Auditor candidate protests actions of elections board

Published 10:14 am Friday, February 26, 2010

The signs read “stand up,” “courthouse for sale,” and “Ater 4 auditor.”

In spite of the frigid cold, Jon Ater, Independent candidate for Lawrence County Auditor, and a friend, Michael Bone, of Proctorville, held the signs for people at the intersection of Fifth Street and Park Avenue to see. Some motorists honked as they drove past.

“We get a lot of that,” Ater said, acknowledging the horn blasts.

Email newsletter signup

What prompted the protest Thursday afternoon? Ater is angry about the way in which the Lawrence County Republican Central Committee chose to select a new board of elections member last month. The 80-plus GOP body used a secret ballot to elect Freddie Hayes Jr. to replace retiring board member Bob Griffith.

Ater’s point is this: the secret ballot does not allow for open government.

“I am for 100 percent transparency in government,” Ater said. He said he asked for the minutes of the GOP meeting in which Hayes was elected and Republican officials refused his request.
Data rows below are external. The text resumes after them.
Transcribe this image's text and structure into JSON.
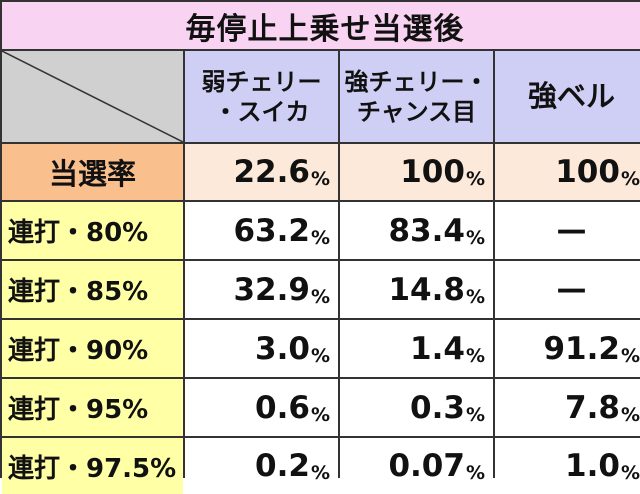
{
  "table": {
    "title": "毎停止上乗せ当選後",
    "columns": [
      {
        "lines": [
          "弱チェリー",
          "・スイカ"
        ]
      },
      {
        "lines": [
          "強チェリー・",
          "チャンス目"
        ]
      },
      {
        "lines": [
          "強ベル"
        ]
      }
    ],
    "rate_row": {
      "label": "当選率",
      "values": [
        "22.6",
        "100",
        "100"
      ]
    },
    "rows": [
      {
        "label": "連打・80%",
        "values": [
          "63.2",
          "83.4",
          "—"
        ]
      },
      {
        "label": "連打・85%",
        "values": [
          "32.9",
          "14.8",
          "—"
        ]
      },
      {
        "label": "連打・90%",
        "values": [
          "3.0",
          "1.4",
          "91.2"
        ]
      },
      {
        "label": "連打・95%",
        "values": [
          "0.6",
          "0.3",
          "7.8"
        ]
      },
      {
        "label": "連打・97.5%",
        "values": [
          "0.2",
          "0.07",
          "1.0"
        ]
      }
    ],
    "unit": "%",
    "colors": {
      "title_bg": "#f9d4f2",
      "column_header_bg": "#cfcff5",
      "rate_label_bg": "#f9bf8c",
      "rate_value_bg": "#fde9d9",
      "row_label_bg": "#ffffa5",
      "corner_bg": "#d0d0d0",
      "border": "#333333"
    }
  }
}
Ater used to be a Republican. He resigned a few years ago after a disagreement with GOP Chairman Ray T. Dutey.

Ater is now the chairman of the Independent Non Party Movement, a political organization he said was not recognized by the State of Ohio. Ater said in spite of this, he is recruiting new members.

“We’re against corruption, government corruption in particular,” Ater said. “We’re for transparency and accountability and no new taxes.”

Ater said Lawrence County Democrats conduct their party choice publicly, why shouldn’t the Republicans do the same?

But when Ater took his protest to the board of elections meeting later Thursday, no one was honking in approval. He asked Hayes, who attended the board of elections meeting, to resign his seat on the board because of the secret ballot that put him on the board.

Hayes did not do so and declined to comment on Ater’s protest.

The four members of the elections board did not act on his request that they give an official opinion on the use of the secret ballot.

Board chairperson Karen Matney Simmons pointed out that the board of elections does not oversee the process in which the county’s two political parties choose their board of elections members. Each party has two seats on the elections board.

Griffith agreed.

“This is not the place to air that,” Griffith said. “We’ve got nothing to do with that.”

“You need to address that to the Republican party,” Simmons said. “We can’t make the Democratic party or the Republican party do whatever.”

Griffith told Ater he owed Hayes an apology.

“He got the office fair and square,” Griffith said.

Hayes was sworn in last week and will officially take his seat at the organizational meeting March 5.